Overview: Intel Assembly Using gcc

William T Krieger... Sep 2005

This page is a potpourri, supplemental. It attempts to describe portions of the process of writing Intel assembly code using gcc. This explanation is done in the context of our current class, specifically using our textbook. Through examples and brief explanations, I attempt to guide you through the (many) potholes of writing Intel assembly language using gcc.

1. Using gcc

Here are some notes on getting gcc, installing it and whatever:

Using gcc for Intel Assembler

2. Hello world example

Let's look at an example, good old "Hello world" with each line commented:

.text	# begin text segment
greet: .ascii "Hello world\0"	# define const label "greet"
.globl _main	# make _main global/visible

_main:	# define _main function start
pushl $greet	# push greet onto esp stack
call _printf	# call printf function
addl $4,%esp	# add 4 to esp, rem from stack

leave	# prepare to return
ret	# return

Hello world example

3. The basics

The syntactic style supported by gcc is generally known as the "AT&T style." It was developed in conjunction with Unix and pre-dates the Intel style used in our textbook and by Microsoft in its assembly language called Microsoft Assembly (MASM).

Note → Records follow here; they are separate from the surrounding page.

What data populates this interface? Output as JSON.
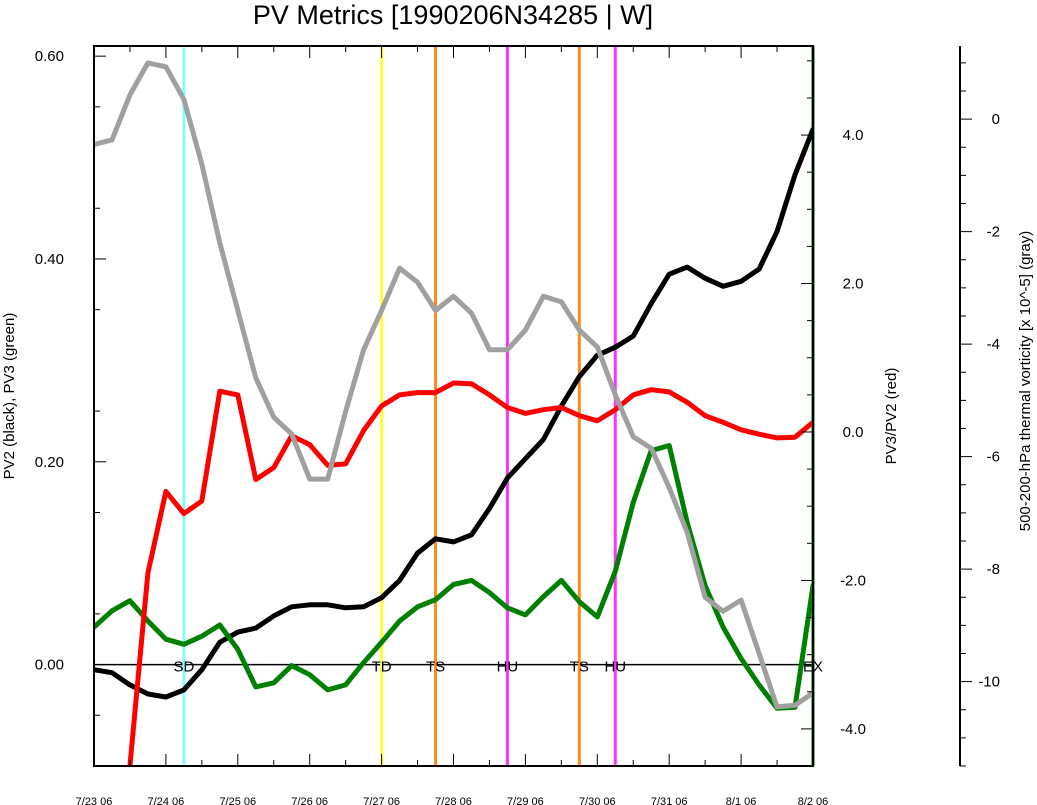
{
  "chart_data": {
    "type": "line",
    "title": "PV Metrics [1990206N34285 | W]",
    "x_tick_labels": [
      "7/23 06",
      "7/24 06",
      "7/25 06",
      "7/26 06",
      "7/27 06",
      "7/28 06",
      "7/29 06",
      "7/30 06",
      "7/31 06",
      "8/1 06",
      "8/2 06"
    ],
    "x_range_days": [
      0,
      10
    ],
    "y_left": {
      "label": "PV2 (black), PV3 (green)",
      "range": [
        -0.1,
        0.61
      ],
      "ticks": [
        0.0,
        0.2,
        0.4,
        0.6
      ],
      "tick_labels": [
        "0.00",
        "0.20",
        "0.40",
        "0.60"
      ]
    },
    "y_right": {
      "label": "PV3/PV2 (red)",
      "range": [
        -4.5,
        5.2
      ],
      "ticks": [
        -4,
        -2,
        0,
        2,
        4
      ],
      "tick_labels": [
        "-4.0",
        "-2.0",
        "0.0",
        "2.0",
        "4.0"
      ]
    },
    "y_far_right": {
      "label": "500-200-hPa thermal vorticity [x 10^-5] (gray)",
      "range": [
        -11.5,
        1.3
      ],
      "ticks": [
        0,
        -2,
        -4,
        -6,
        -8,
        -10
      ],
      "tick_labels": [
        "0",
        "-2",
        "-4",
        "-6",
        "-8",
        "-10"
      ]
    },
    "zero_line": true,
    "series": [
      {
        "color": "#000000",
        "axis": "left",
        "x": [
          0,
          0.25,
          0.5,
          0.75,
          1.0,
          1.25,
          1.5,
          1.75,
          2.0,
          2.25,
          2.5,
          2.75,
          3.0,
          3.25,
          3.5,
          3.75,
          4.0,
          4.25,
          4.5,
          4.75,
          5.0,
          5.25,
          5.5,
          5.75,
          6.0,
          6.25,
          6.5,
          6.75,
          7.0,
          7.25,
          7.5,
          7.75,
          8.0,
          8.25,
          8.5,
          8.75,
          9.0,
          9.25,
          9.5,
          9.75,
          10.0
        ],
        "y": [
          -0.005,
          -0.008,
          -0.02,
          -0.029,
          -0.032,
          -0.025,
          -0.005,
          0.022,
          0.032,
          0.036,
          0.048,
          0.057,
          0.059,
          0.059,
          0.056,
          0.057,
          0.066,
          0.083,
          0.11,
          0.124,
          0.121,
          0.128,
          0.154,
          0.184,
          0.203,
          0.222,
          0.255,
          0.284,
          0.305,
          0.313,
          0.324,
          0.356,
          0.385,
          0.392,
          0.381,
          0.373,
          0.378,
          0.39,
          0.427,
          0.483,
          0.528
        ]
      },
      {
        "color": "#008000",
        "axis": "left",
        "x": [
          0,
          0.25,
          0.5,
          0.75,
          1.0,
          1.25,
          1.5,
          1.75,
          2.0,
          2.25,
          2.5,
          2.75,
          3.0,
          3.25,
          3.5,
          3.75,
          4.0,
          4.25,
          4.5,
          4.75,
          5.0,
          5.25,
          5.5,
          5.75,
          6.0,
          6.25,
          6.5,
          6.75,
          7.0,
          7.25,
          7.5,
          7.75,
          8.0,
          8.25,
          8.5,
          8.75,
          9.0,
          9.25,
          9.5,
          9.75,
          10.0
        ],
        "y": [
          0.037,
          0.053,
          0.063,
          0.043,
          0.025,
          0.02,
          0.028,
          0.039,
          0.015,
          -0.022,
          -0.018,
          -0.001,
          -0.01,
          -0.025,
          -0.02,
          0.002,
          0.022,
          0.043,
          0.057,
          0.064,
          0.079,
          0.083,
          0.071,
          0.056,
          0.049,
          0.067,
          0.083,
          0.062,
          0.047,
          0.092,
          0.16,
          0.211,
          0.216,
          0.14,
          0.078,
          0.037,
          0.006,
          -0.02,
          -0.043,
          -0.042,
          0.078
        ]
      },
      {
        "color": "#ff0000",
        "axis": "right",
        "x": [
          0.5,
          0.75,
          1.0,
          1.25,
          1.5,
          1.75,
          2.0,
          2.25,
          2.5,
          2.75,
          3.0,
          3.25,
          3.5,
          3.75,
          4.0,
          4.25,
          4.5,
          4.75,
          5.0,
          5.25,
          5.5,
          5.75,
          6.0,
          6.25,
          6.5,
          6.75,
          7.0,
          7.25,
          7.5,
          7.75,
          8.0,
          8.25,
          8.5,
          8.75,
          9.0,
          9.25,
          9.5,
          9.75,
          10.0
        ],
        "y": [
          -4.5,
          -1.9,
          -0.8,
          -1.1,
          -0.93,
          0.55,
          0.5,
          -0.64,
          -0.48,
          -0.05,
          -0.17,
          -0.45,
          -0.43,
          0.02,
          0.35,
          0.5,
          0.53,
          0.53,
          0.66,
          0.65,
          0.5,
          0.33,
          0.25,
          0.3,
          0.33,
          0.22,
          0.15,
          0.3,
          0.5,
          0.57,
          0.54,
          0.4,
          0.22,
          0.13,
          0.03,
          -0.03,
          -0.08,
          -0.07,
          0.13
        ]
      },
      {
        "color": "#a0a0a0",
        "axis": "far_right",
        "x": [
          0,
          0.25,
          0.5,
          0.75,
          1.0,
          1.25,
          1.5,
          1.75,
          2.0,
          2.25,
          2.5,
          2.75,
          3.0,
          3.25,
          3.5,
          3.75,
          4.0,
          4.25,
          4.5,
          4.75,
          5.0,
          5.25,
          5.5,
          5.75,
          6.0,
          6.25,
          6.5,
          6.75,
          7.0,
          7.25,
          7.5,
          7.75,
          8.0,
          8.25,
          8.5,
          8.75,
          9.0,
          9.25,
          9.5,
          9.75,
          10.0
        ],
        "y": [
          -0.45,
          -0.37,
          0.43,
          1.0,
          0.93,
          0.35,
          -0.8,
          -2.2,
          -3.4,
          -4.6,
          -5.3,
          -5.6,
          -6.4,
          -6.4,
          -5.2,
          -4.1,
          -3.4,
          -2.65,
          -2.9,
          -3.4,
          -3.15,
          -3.45,
          -4.1,
          -4.1,
          -3.75,
          -3.15,
          -3.25,
          -3.75,
          -4.05,
          -4.9,
          -5.65,
          -5.85,
          -6.55,
          -7.35,
          -8.5,
          -8.75,
          -8.55,
          -9.5,
          -10.45,
          -10.42,
          -10.2
        ]
      }
    ],
    "vertical_markers": [
      {
        "x": 1.25,
        "color": "#7fffff",
        "label": "SD"
      },
      {
        "x": 4.0,
        "color": "#ffff33",
        "label": "TD"
      },
      {
        "x": 4.75,
        "color": "#ff8c1a",
        "label": "TS"
      },
      {
        "x": 5.75,
        "color": "#ff33ff",
        "label": "HU"
      },
      {
        "x": 6.75,
        "color": "#ff8c1a",
        "label": "TS"
      },
      {
        "x": 7.25,
        "color": "#ff33ff",
        "label": "HU"
      },
      {
        "x": 10.0,
        "color": "#006400",
        "label": "EX"
      }
    ]
  }
}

Comments start with a pound sign (#). C++ style comments (// and /* ... */) are also supported, but not after every statement type (like some of the pseudo-instructions). I would just stick with #.

As in C/C++, the first function is called main. The underscore (_main) is a convention adopted to avoid name conflicts and is used on many "system" function names.

3.1. Instruction format

Assembly programs contain assembly instructions and assembler directives called pseudo-instructions. Pseudo-instructions generally start with a dot (.) and have many functions. They do not translate directly into Intel assembler instructions, rather they guide the assembler in constructing correct machine code for your assembly code.

Assembly instructions have the format:

label:

opcode

operand-list

comment

Each of these fields is optional (blank lines are OK). Anything on a line after the pound sign (#) is ignored. Here are some examples:

greet: .ascii "Hello world" # define ascii label

addl $4,%esp # add 4 to SP register

3.2. Program segments

Programs have the following segments in memory with syntax in parens:

Text - the main section containing your code and constant values ( .text )
Data - contains initialized global variables ( .data )
Bss - contains un-initialized global variables ( .bss )

3.3. The stack

A section of memory is reserved for your use as a stack. The stack has two primary uses:

Storing and passing the values of function parameters
Storing the value of the local variables of a function

There and important conventions you need to know and follow regarding the stack as well:

The address of the top of the stack is maintained in register %esp.
The stack starts at a high memory address. As items are added to the stack, it grows downward. Because of this %esp decreases as the number of items on the stack grows and increases as the stack shrinks.
The pushl src instruction places the value in src on the stack and then decrements the stack pointer (%esp) by 4 bytes.
The popl dest instruction copies the top value on the stack to dest and then increments the stack pointer (%esp) by 4 bytes.
The stack pointer (%esp) can be moved an arbitrary number of bytes using the addl instruction.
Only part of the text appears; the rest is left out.